С тех пор Иван Васильевич переменил отношение к студенту. Они стали подолгу беседовать. Бабушкин узнал, что Горовиц — совсем еще неопытный, «зеленый» новичок, впервые принявший участие в студенческих беспорядках.

— Хотите бежать? — однажды совершенно неожиданно спросил он студента.

— Что вы, что вы! — испуганно замахал тот руками. — Как отсюда убежишь? Невозможно!

Бабушкин улыбнулся и прервал разговор.

Он с нетерпением ждал ответа от Густы Горовиц.

Вскоре узникам передали записку. В ней было всего две фразы: «Добейтесь разрешения на передачи. Комитет поможет вам».

Бабушкин ликовал.

— Строчите нижайшую просьбу начальнику полицейского участка, — весело сказал он студенту. — Я бы сам написал, да у меня здесь родных нет. А впрочем, мне бы всё равно не разрешили.

Через два дня Горовицу сообщили распоряжение начальника: «Дозволяется получение питательных предметов, как-то: колбасы, сала, хлеба, а также подушки, штанов и исподнего белья. До выдачи заключенному означенных вещей производить тщательный осмотр».

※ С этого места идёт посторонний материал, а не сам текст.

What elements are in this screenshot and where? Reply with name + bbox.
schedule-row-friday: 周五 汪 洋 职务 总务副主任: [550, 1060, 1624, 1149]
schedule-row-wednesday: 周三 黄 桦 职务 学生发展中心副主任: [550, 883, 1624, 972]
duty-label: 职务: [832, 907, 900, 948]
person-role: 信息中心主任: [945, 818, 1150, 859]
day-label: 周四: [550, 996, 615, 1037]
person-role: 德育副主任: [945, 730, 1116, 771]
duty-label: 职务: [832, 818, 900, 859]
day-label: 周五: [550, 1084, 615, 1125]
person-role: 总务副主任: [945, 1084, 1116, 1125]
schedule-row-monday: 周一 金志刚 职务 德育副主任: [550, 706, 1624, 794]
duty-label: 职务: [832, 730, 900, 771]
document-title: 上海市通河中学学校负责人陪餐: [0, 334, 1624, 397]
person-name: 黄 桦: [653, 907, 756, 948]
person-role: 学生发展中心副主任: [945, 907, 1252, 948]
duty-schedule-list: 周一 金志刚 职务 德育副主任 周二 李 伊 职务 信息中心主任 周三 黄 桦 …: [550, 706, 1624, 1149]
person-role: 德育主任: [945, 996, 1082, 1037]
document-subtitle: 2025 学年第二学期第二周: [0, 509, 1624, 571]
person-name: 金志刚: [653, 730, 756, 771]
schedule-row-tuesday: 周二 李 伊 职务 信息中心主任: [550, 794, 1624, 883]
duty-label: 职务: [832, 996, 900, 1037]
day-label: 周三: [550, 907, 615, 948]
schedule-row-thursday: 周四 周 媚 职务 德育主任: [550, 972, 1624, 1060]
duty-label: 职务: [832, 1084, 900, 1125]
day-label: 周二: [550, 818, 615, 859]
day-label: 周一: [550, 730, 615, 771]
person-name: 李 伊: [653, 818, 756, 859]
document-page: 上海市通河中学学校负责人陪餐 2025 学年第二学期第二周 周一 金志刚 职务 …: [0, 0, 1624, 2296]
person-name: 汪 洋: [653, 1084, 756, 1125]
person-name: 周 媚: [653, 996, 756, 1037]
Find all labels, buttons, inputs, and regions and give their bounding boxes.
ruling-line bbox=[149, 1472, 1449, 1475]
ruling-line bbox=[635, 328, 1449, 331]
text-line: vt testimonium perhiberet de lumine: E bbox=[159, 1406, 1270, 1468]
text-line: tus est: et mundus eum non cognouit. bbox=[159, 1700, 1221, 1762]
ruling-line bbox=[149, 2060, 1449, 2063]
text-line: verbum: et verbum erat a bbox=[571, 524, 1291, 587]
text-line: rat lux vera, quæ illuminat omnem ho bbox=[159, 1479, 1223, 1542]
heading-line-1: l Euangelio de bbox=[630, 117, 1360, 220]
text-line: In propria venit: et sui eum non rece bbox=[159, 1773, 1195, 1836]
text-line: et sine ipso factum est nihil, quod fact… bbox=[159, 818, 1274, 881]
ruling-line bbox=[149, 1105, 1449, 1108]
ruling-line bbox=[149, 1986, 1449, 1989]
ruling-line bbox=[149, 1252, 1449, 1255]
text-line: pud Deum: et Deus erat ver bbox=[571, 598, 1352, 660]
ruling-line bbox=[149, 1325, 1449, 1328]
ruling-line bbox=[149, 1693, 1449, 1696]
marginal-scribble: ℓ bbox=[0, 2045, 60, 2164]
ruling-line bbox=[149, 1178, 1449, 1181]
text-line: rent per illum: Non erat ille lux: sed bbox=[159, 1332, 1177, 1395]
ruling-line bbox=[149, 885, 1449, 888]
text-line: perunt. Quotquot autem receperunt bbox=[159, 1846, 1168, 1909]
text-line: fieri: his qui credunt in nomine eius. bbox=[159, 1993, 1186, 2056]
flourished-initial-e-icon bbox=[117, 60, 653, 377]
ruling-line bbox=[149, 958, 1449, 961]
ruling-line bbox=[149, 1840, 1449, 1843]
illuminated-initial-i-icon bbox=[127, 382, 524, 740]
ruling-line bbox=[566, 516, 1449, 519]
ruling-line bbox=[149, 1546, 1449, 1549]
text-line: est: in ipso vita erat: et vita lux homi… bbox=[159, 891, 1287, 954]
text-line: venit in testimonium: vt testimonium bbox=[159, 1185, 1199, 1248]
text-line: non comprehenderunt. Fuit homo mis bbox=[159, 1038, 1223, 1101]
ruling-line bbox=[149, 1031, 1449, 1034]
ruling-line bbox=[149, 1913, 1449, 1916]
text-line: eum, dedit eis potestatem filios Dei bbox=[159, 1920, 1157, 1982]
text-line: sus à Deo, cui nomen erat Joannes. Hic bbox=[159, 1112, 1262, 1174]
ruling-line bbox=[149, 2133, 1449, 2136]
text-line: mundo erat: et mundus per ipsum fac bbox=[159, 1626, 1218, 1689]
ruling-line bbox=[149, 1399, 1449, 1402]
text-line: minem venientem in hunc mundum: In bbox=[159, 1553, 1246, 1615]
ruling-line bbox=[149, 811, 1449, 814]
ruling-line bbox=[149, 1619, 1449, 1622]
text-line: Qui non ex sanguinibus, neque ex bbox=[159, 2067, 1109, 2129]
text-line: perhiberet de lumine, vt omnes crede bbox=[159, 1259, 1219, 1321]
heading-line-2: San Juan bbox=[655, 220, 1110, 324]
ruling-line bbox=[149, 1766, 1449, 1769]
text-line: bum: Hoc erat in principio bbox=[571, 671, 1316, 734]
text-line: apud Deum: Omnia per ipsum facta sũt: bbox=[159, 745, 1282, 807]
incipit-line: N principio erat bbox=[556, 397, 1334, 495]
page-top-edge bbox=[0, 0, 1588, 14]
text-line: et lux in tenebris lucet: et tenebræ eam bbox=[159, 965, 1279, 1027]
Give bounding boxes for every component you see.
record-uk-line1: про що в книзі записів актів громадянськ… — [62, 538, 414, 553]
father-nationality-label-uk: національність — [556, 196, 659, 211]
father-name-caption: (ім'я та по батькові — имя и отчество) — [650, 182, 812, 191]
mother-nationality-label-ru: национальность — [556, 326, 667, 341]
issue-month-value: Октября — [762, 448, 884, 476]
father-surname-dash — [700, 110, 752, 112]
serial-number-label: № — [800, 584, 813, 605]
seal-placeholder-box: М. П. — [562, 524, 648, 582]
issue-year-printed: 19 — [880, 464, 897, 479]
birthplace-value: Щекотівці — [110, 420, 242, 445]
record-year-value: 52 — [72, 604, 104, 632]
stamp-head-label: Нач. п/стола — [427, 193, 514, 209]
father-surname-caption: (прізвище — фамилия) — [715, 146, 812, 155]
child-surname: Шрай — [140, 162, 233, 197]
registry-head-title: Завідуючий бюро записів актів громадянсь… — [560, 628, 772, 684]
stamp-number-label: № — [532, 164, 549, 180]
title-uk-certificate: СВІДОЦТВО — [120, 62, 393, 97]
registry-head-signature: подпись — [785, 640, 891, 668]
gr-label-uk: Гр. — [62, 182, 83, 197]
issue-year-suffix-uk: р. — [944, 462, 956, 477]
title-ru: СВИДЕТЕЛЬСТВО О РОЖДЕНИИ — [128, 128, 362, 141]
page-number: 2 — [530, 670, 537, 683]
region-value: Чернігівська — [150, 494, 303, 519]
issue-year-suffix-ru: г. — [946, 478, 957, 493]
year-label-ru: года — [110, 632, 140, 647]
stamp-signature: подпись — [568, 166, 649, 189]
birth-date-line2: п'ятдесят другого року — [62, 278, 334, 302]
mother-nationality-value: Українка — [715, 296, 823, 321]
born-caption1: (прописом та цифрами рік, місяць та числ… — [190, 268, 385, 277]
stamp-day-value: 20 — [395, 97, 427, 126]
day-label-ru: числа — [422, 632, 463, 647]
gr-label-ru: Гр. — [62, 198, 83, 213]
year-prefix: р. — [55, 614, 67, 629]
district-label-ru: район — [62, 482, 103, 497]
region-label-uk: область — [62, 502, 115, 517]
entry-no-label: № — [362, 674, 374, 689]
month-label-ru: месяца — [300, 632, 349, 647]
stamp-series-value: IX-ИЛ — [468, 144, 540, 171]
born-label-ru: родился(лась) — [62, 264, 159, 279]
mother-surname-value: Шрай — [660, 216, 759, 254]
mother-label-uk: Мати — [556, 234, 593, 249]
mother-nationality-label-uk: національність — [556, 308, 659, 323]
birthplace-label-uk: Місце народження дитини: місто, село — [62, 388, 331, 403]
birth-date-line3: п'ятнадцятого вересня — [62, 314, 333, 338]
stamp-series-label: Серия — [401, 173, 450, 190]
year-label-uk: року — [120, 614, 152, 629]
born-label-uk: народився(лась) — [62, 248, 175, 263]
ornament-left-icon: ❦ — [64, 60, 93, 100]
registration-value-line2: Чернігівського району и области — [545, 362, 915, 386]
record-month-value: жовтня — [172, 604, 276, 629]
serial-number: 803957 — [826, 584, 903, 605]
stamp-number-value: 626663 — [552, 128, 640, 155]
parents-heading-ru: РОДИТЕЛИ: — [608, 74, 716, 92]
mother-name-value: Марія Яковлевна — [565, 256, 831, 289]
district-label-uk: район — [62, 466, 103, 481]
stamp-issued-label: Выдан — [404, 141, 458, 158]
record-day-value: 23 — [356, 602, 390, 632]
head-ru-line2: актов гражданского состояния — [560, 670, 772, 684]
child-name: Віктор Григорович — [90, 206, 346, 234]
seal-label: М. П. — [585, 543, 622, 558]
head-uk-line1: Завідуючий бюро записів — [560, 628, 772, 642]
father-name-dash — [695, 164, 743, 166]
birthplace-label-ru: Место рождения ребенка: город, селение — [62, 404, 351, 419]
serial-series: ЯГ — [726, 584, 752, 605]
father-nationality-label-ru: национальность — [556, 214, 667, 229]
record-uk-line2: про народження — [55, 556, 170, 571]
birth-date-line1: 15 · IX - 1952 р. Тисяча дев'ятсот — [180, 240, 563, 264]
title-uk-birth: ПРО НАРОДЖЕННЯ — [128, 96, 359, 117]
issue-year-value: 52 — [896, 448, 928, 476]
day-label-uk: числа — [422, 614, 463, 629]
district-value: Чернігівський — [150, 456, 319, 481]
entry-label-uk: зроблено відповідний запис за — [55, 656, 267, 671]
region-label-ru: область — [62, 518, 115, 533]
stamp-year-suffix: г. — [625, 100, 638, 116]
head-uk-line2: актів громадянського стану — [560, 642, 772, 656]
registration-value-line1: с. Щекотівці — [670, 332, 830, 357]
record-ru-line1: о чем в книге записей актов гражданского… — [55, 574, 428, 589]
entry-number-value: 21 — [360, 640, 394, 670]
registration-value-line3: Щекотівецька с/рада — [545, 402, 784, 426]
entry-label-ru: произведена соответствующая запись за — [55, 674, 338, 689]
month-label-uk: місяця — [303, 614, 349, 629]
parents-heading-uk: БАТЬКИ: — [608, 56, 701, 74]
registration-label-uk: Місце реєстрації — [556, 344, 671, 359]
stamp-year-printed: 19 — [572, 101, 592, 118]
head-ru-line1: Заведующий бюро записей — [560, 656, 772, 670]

Спустя несколько дней надзиратель принес первую передачу. В корзине лежали продукты и белье.

Как только тюремщик вышел, Бабушкин велел Исаю стать к двери, заслонив «глазок», а сам принялся ножом разрезать на мелкие кусочки присланную краюху хлеба.

Исай, сильно отощавший на тюремных харчах, схватил из корзины круг колбасы и жадно принялся за еду.

— Осторожно! — предупредил Бабушкин.

— Чего осторожно? — не понял студент.

Бабушкин взял у него колбасный круг и молча содрал кожуру. Внутри оказалась тонкая, гибкая стальная пилка.

Через два дня в камеру вновь вошел надзиратель.

— Заботливая у вас сестрица, — сказал он Исаю, кладя на нары объемистый сверток.

Когда надзиратель ушел, Бабушкин стал резать продукты на мелкие кусочки и извлек из буханки хлеба вторую тонкую английскую пилку.

Потом он снял с ноги сапог и стал аккуратно отдирать стельку.

Исай расширенными от удивления глазами следил за каждым движением его рук.

«Что такое? Не помутился ли у Бабушкина рассудок?» — тревожно думал студент.